NOT TO BE PUBLISHED IN THE OFFICIAL REPORTS
California Rules of Court, rule 8.1115(a), prohibits courts and parties from citing or relying on opinions not certified for publication or ordered published, except as specified by rule 8.1115(b). This opinion has not been certified for publication or ordered published for purposes of rule 8.1115.
(Los Angeles County Super. Ct. No. SA075169)
APPEAL from a judgment of the Superior Court of Los Angeles County, H. Chester Horn, Judge. Affirmed.
Randall Conner, under appointment by the Court of Appeal, for Defendant and Appellant.
No appearance for Plaintiff and Respondent.
Defendant Edward Toy appeals from the judgment entered following his conviction for assault with a deadly weapon. (Pen. Code, § 245, subd. (a)(1).) Finding no error, we affirm.
STATEMENT OF FACTS
On August 16, 2010, David Union was working for Able Auto Adjusters as a repossessor. At about 1:30 that afternoon, he went to a parking lot in El Segundo to repossess a Volkswagen Beetle. He arrived at the lot in a tow truck and located the car. As there was a vehicle parked in front of the Volkswagen, Union pulled the tow truck behind it. As Union approached the Volkswagen, he noticed defendant sitting in the driver's seat. Defendant got out and stood by the driver's door. Union told defendant he was there to repossess the Volkswagen.

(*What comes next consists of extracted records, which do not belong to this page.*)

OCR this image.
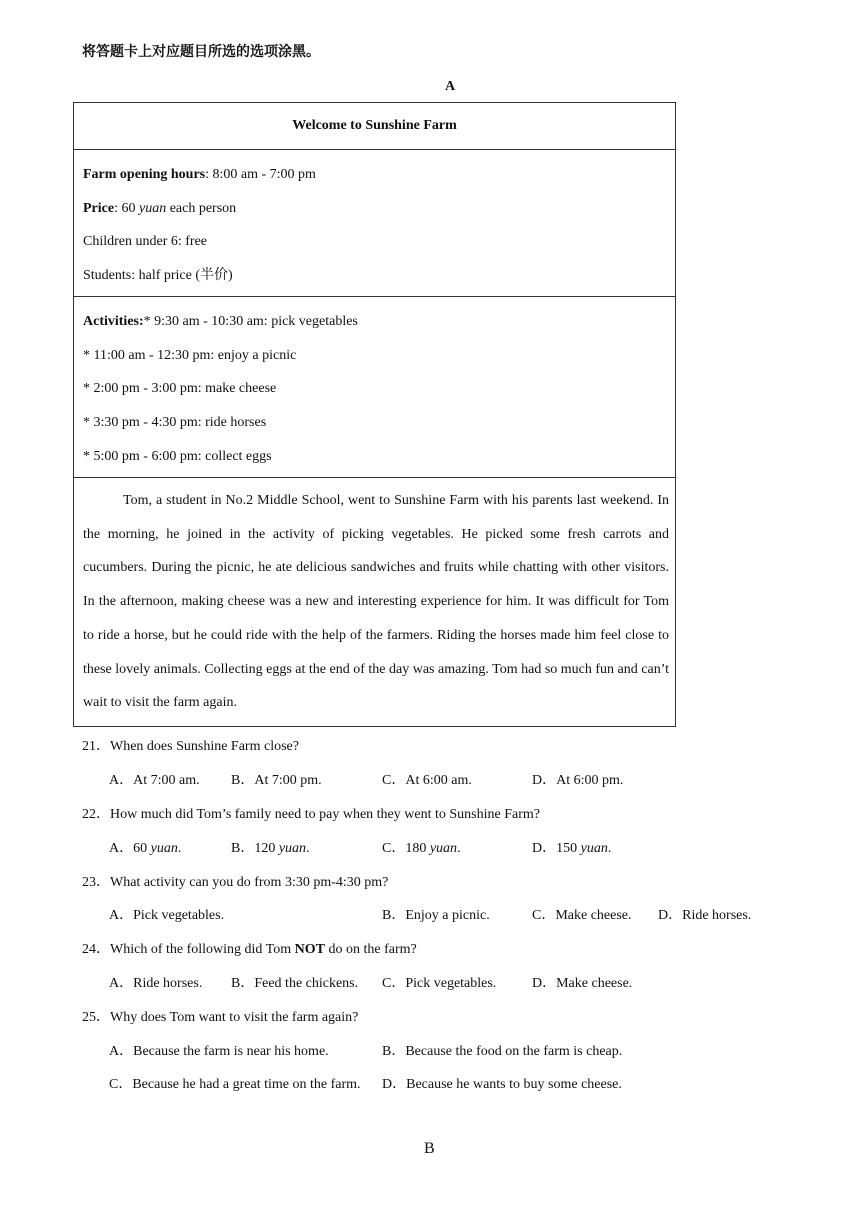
将答题卡上对应题目所选的选项涂黑。
A
Welcome to Sunshine Farm
Farm opening hours: 8:00 am - 7:00 pm
Price: 60 yuan each person
Children under 6: free
Students: half price (半价)
Activities:* 9:30 am - 10:30 am: pick vegetables
* 11:00 am - 12:30 pm: enjoy a picnic
* 2:00 pm - 3:00 pm: make cheese
* 3:30 pm - 4:30 pm: ride horses
* 5:00 pm - 6:00 pm: collect eggs

Tom, a student in No.2 Middle School, went to Sunshine Farm with his parents last weekend. In the morning, he joined in the activity of picking vegetables. He picked some fresh carrots and cucumbers. During the picnic, he ate delicious sandwiches and fruits while chatting with other visitors. In the afternoon, making cheese was a new and interesting experience for him. It was difficult for Tom to ride a horse, but he could ride with the help of the farmers. Riding the horses made him feel close to these lovely animals. Collecting eggs at the end of the day was amazing. Tom had so much fun and can’t wait to visit the farm again.

21．When does Sunshine Farm close?
A．At 7:00 am. B．At 7:00 pm.	C．At 6:00 am.	D．At 6:00 pm.
22．How much did Tom’s family need to pay when they went to Sunshine Farm?
A．60 yuan.	B．120 yuan.	C．180 yuan.	D．150 yuan.
23．What activity can you do from 3:30 pm-4:30 pm?
A．Pick vegetables.	B．Enjoy a picnic.	C．Make cheese. D．Ride horses.
24．Which of the following did Tom NOT do on the farm?
A．Ride horses. B．Feed the chickens. C．Pick vegetables.	D．Make cheese.
25．Why does Tom want to visit the farm again?
A．Because the farm is near his home.	B．Because the food on the farm is cheap.
C．Because he had a great time on the farm. D．Because he wants to buy some cheese.
B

Defendant replied Union was not going to take the car and invited Union to call the police.
Union told defendant he had a repossession order for the car and that defendant could retrieve any personal items he had inside. Defendant became angry and repeated that Union was not going to take the car. As defendant advanced, Union backed up, reached for a can of mace that he had in his pocket, and said he would call the police if he had to. Defendant said to go ahead, and Union called 911. Defendant returned to the Volkswagen and sat down in the driver's seat.
As Union was on the phone, the car in front of the Volkswagen started to leave. With phone in hand, Union walked to the front of the Volkswagen in order to prevent defendant from driving away. Defendant began to maneuver the car out of the parking space, so Union moved to block defendant's path. Defendant accelerated forward and hit Union on his left knee with the Volkswagen's bumper, causing him to fall to the pavement. Union grabbed the driver's door handle and was able to open the door as defendant was driving away. Union pulled out his mace and sprayed it in the direction of the driver's window, which was open two or three inches. Union let go of the car and retrieved his phone. The Hawthorne police were still on the line. Union informed police personnel that defendant had tried to run him over with the Volkswagen. He got into the tow truck and followed defendant. As he followed the Volkswagen, Union advised police of the direction he was traveling. He saw police stop defendant on the freeway.
A CD of Union's 911 call to the police was played in open court.
Elizabeth Martin testified on behalf of the defense. She was familiar with the Volkswagen and said she recalled a time when she was unable to roll down one of the windows after the car was involved in an accident.
DISCUSSION
After reviewing the record, defendant's counsel filed an opening brief and requested that this court independently review the record for appellate issues pursuant to People v. Wende (1979) 25 Cal.3d 436. Counsel filed a declaration wherein he stated that he had sent defendant a letter advising him of the nature of the brief, a copy of the brief, and the record.
On October 6, 2011, we advised defendant that he had 30 days within which to submit any issues that he wished us to consider. On November 4, 2011, we received an affidavit from defendant, wherein he set forth alleged facts, all of which are outside the record on appeal.
We have independently reviewed the record. We are satisfied that no arguable issues exist and that defendant has, by virtue of counsel's compliance with the Wende procedure and our independent review of the record, received effective appellate review of the judgment entered against him. (Smith v. Robbins (2000) 528 U.S. 259, 277-279; People v. Kelly (2006) 40 Cal.4th 106, 123-124.)
DISPOSITION
The judgment is affirmed.
NOT TO BE PUBLISHED IN THE OFFICIAL REPORTS
SUZUKAWA, J. We concur: EPSTEIN, P. J. WILLHITE, J.